The movement in mortgage rate averages for Friday, May 17, didn’t go very far compared to Tuesday’s measurements earlier in the week. Despite the fact that the latest jobs report shows sustained improvement and that housing starts are lower, the rates still remain locked in on the 3.68 percent target for 30-year mortgages. Additionally, inflation has not reared its head anywhere to cause further concerns. However, it is clear to many watching the markets that this figure is now solidifying as the floor versus the top of the range.
Mortgage-backed securities, which have quite a bit of influence on where loan rates go, seemed to be in a rally for the second half of the week. This trend seems to be helping with increasing rate levels versus dampening them further. Market watchers can now comfortably say that the securities are not contributing to going lower any longer.
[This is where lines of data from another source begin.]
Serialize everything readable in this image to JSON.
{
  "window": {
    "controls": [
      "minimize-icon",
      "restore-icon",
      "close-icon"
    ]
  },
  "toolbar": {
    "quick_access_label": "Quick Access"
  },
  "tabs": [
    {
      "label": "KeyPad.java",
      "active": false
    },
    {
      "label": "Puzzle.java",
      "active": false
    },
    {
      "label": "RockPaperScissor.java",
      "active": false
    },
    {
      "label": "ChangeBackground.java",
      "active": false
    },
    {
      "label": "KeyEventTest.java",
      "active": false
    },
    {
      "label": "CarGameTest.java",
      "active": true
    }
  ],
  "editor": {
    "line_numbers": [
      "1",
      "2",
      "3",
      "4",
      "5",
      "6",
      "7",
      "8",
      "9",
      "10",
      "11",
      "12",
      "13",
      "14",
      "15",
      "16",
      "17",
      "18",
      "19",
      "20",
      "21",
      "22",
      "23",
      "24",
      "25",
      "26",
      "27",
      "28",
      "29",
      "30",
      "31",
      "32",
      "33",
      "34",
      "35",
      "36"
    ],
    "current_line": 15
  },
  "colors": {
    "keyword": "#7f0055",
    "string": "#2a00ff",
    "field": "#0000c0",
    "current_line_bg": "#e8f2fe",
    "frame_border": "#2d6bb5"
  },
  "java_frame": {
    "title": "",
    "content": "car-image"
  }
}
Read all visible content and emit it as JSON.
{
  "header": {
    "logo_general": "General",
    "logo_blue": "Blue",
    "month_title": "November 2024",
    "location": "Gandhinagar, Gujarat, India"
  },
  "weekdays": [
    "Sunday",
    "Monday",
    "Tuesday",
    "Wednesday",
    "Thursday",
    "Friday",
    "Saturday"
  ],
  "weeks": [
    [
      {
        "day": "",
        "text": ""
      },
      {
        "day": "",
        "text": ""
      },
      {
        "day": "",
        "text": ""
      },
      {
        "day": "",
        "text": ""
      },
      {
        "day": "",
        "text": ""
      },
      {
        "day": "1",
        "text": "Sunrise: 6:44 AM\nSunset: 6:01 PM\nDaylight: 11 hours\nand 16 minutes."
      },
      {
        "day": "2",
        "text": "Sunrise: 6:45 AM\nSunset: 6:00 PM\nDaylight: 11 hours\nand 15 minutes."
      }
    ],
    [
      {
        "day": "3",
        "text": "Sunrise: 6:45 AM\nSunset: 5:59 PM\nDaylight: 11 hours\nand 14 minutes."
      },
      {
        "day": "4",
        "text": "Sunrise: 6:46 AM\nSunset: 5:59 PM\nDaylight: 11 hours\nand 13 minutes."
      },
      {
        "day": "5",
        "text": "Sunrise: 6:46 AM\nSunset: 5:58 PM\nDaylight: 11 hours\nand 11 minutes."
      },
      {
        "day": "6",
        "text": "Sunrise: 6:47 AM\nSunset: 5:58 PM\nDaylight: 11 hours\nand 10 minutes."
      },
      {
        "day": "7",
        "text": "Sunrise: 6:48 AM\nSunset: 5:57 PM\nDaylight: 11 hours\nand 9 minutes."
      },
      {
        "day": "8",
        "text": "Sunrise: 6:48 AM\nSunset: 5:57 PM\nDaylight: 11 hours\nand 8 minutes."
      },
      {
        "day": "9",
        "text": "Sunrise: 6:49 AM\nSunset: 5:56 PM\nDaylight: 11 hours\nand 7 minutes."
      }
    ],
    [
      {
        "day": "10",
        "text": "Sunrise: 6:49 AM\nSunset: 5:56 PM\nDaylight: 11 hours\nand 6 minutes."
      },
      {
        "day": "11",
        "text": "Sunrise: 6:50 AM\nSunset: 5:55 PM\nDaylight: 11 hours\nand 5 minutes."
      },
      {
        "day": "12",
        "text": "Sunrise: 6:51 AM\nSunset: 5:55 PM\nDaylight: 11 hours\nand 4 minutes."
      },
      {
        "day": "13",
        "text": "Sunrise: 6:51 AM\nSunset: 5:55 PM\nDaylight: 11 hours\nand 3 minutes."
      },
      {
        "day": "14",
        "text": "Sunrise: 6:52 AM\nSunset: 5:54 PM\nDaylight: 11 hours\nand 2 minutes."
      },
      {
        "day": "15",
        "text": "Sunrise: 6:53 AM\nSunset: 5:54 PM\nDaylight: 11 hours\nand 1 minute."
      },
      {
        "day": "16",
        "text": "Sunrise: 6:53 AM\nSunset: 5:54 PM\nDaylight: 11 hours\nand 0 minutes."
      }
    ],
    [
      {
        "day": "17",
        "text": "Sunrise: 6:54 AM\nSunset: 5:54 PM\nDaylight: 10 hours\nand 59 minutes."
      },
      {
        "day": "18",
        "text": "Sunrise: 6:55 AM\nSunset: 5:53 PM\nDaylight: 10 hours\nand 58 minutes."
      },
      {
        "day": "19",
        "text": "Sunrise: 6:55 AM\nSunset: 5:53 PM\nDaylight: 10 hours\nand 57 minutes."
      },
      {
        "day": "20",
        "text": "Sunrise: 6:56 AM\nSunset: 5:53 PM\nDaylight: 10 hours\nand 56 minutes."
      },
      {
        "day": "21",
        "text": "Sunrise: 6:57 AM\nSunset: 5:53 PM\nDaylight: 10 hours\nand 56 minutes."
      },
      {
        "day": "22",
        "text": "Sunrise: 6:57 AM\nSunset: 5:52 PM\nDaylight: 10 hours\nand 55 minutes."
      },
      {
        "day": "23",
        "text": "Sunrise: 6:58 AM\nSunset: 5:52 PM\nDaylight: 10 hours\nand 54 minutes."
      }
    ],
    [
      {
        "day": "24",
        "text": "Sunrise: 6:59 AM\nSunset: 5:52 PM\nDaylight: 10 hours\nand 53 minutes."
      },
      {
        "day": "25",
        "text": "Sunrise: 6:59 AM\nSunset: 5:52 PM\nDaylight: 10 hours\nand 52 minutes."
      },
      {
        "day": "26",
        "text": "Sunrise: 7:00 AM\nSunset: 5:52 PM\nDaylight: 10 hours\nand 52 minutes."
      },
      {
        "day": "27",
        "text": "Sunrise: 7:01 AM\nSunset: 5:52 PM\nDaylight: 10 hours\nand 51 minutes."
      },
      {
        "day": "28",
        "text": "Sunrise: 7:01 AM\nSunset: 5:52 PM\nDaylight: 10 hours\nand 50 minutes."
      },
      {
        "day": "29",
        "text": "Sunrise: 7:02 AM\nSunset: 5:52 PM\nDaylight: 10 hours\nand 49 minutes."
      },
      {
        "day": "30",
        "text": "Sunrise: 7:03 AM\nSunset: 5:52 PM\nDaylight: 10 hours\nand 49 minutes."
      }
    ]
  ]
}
Given the general improvement feeling on the market, and no signs of a downward movement materializing anytime soon, rate averages have held their previous positions and moved sideways in terms of progress for the trend-line analysts. The 30-year fixed mortgage, as noted above, is well entrenched at the 3.68 percent mark, but 3.75 percent is now starting to appear in a number of lender offers. The FHA/Veteran’s Administration loan rate remains the best way to go for those eligible staying at 3.25 percent. The 15-year fixed mortgage widens a bit from 2.75 percent to 3.1 percent, and the 5-year adjustable rate mortgage average floats between 2.625 percent and 3.25 percent with a strong average hugging 3 percent.